54% of all marketplace enrollment (12,487,037) in 2026 is in ten states that have refused to enact the ACA Medicaid expansion, where eligibility for marketplace subsidies begins at 100% FPL. In expansion states, Medicaid is available to all adult citizens and qualified noncitizens with income up to 138% FPL.
More than half of enrollment in nonexpansion states (6,543,435) is in an income bracket (100-138% of the Federal Poverty Level, or FPL) that would qualify those enrollees for Medicaid in expansion states. Those should-be-in-Medicaid enrollees account for 28% of all marketplace enrollment.
In 2026, 83% of silver plan enrollees nationally had income in the 100-200% FPL range, qualifying them for strong Cost Sharing Reduction (CSR) that raises the actuarial value (AV) of a silver plan to 94% (at incomes up to 150% FPL) or 87% (at income from 150-200% FPL).

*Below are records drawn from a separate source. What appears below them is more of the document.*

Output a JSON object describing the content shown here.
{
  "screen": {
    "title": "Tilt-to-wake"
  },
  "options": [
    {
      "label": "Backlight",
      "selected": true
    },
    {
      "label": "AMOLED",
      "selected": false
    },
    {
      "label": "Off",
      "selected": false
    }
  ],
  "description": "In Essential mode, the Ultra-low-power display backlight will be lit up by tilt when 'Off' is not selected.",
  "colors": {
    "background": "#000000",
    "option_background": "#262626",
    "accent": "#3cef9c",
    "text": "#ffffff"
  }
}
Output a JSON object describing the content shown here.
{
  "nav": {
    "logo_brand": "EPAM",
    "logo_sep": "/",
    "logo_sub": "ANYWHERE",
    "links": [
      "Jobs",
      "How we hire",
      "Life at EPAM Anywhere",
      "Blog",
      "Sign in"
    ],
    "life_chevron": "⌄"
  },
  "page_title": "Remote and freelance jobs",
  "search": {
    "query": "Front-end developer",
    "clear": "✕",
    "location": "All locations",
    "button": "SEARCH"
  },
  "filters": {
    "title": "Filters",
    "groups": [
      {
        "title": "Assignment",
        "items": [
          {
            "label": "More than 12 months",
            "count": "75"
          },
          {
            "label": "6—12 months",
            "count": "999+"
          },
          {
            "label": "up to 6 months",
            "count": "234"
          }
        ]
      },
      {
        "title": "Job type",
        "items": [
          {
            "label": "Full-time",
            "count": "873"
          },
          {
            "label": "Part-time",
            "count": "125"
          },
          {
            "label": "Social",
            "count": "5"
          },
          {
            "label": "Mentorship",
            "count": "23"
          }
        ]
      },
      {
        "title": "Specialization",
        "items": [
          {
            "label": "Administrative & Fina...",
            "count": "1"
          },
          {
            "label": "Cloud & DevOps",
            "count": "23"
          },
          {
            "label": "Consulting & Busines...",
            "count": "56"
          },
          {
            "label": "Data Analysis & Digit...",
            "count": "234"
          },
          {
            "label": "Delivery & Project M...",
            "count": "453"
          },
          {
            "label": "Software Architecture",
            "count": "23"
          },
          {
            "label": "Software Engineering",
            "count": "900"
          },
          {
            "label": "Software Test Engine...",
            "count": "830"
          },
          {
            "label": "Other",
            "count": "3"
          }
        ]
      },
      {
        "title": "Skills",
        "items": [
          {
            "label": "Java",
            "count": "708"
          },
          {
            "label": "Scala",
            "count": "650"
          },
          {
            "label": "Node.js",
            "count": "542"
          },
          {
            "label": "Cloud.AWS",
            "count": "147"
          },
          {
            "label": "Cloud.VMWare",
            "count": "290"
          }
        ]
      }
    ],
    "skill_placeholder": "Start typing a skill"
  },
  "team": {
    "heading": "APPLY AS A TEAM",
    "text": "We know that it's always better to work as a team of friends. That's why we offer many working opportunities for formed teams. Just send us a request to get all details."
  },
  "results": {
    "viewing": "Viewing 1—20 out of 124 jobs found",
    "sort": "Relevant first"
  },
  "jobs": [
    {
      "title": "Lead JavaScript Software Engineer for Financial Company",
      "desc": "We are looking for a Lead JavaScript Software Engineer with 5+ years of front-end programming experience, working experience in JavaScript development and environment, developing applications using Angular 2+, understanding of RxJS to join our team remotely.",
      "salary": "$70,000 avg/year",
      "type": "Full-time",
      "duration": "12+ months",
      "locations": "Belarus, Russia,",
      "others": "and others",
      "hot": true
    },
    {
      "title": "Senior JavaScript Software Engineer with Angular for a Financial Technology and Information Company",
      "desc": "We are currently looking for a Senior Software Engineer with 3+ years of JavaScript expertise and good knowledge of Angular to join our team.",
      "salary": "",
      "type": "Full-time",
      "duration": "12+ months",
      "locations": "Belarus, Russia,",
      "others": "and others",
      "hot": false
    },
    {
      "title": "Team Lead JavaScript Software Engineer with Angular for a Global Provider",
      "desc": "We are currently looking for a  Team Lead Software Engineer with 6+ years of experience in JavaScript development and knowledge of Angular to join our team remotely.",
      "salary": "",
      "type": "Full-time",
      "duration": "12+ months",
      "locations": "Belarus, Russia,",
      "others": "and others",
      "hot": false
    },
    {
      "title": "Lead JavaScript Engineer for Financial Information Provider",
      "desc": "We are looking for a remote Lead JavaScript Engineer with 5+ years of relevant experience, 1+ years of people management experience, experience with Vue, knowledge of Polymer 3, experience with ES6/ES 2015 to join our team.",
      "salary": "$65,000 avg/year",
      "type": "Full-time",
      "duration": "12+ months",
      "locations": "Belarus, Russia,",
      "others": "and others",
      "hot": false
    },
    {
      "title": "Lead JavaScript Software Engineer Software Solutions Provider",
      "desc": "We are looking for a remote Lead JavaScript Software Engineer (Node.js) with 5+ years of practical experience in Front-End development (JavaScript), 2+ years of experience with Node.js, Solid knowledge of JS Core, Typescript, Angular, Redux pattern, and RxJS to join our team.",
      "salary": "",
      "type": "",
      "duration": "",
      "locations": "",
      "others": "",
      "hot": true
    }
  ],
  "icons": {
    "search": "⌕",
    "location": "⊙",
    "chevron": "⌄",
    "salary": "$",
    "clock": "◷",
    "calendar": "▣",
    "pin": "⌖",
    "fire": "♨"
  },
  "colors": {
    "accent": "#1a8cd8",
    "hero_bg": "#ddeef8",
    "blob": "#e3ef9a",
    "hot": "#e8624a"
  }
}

Nationally, the average AV obtained by silver plan enrollees was 88.6%, justifying the presumption now enforced by several states that silver plans should be priced at a roughly platinum level (90% AV), well above gold (80% AV).
With that low-income skew in mind, I’d like to examine both long-term enrollment trends and shifts in metal selection in 2026, the latter driven mainly (presumably) by expiration of the enhanced ARPA subsidies.
Trends include:
A long-term decline in silver plan selection among enrollees with income below 200% FPL, accelerating in 2026. Selecting bronze or gold plans at incomes up to 200% FPL means forgoing Cost Sharing Reduction (CSR), which raises the actuarial value of a silver plan to 94% (at incomes up to 150% FPL) or 87% (at incomes from 150-200% FPL). At incomes up to 150% FPL, in 2026, silver plan deductibles average $172, vs $7,476 for bronze plans** and $1,722 for gold plans. The annual out-of-pocket maximum (MOOP) for silver plans at this level averages $1,738, whereas bronze and gold plan MOOPs are usually over $8,000.
At low incomes, an increase not only in bronze plan selections in 2026, but also in gold selection, as the availability of zero-premium silver plans all but disappeared, while gold plans in several states — most notably Texas — were available at zero premium.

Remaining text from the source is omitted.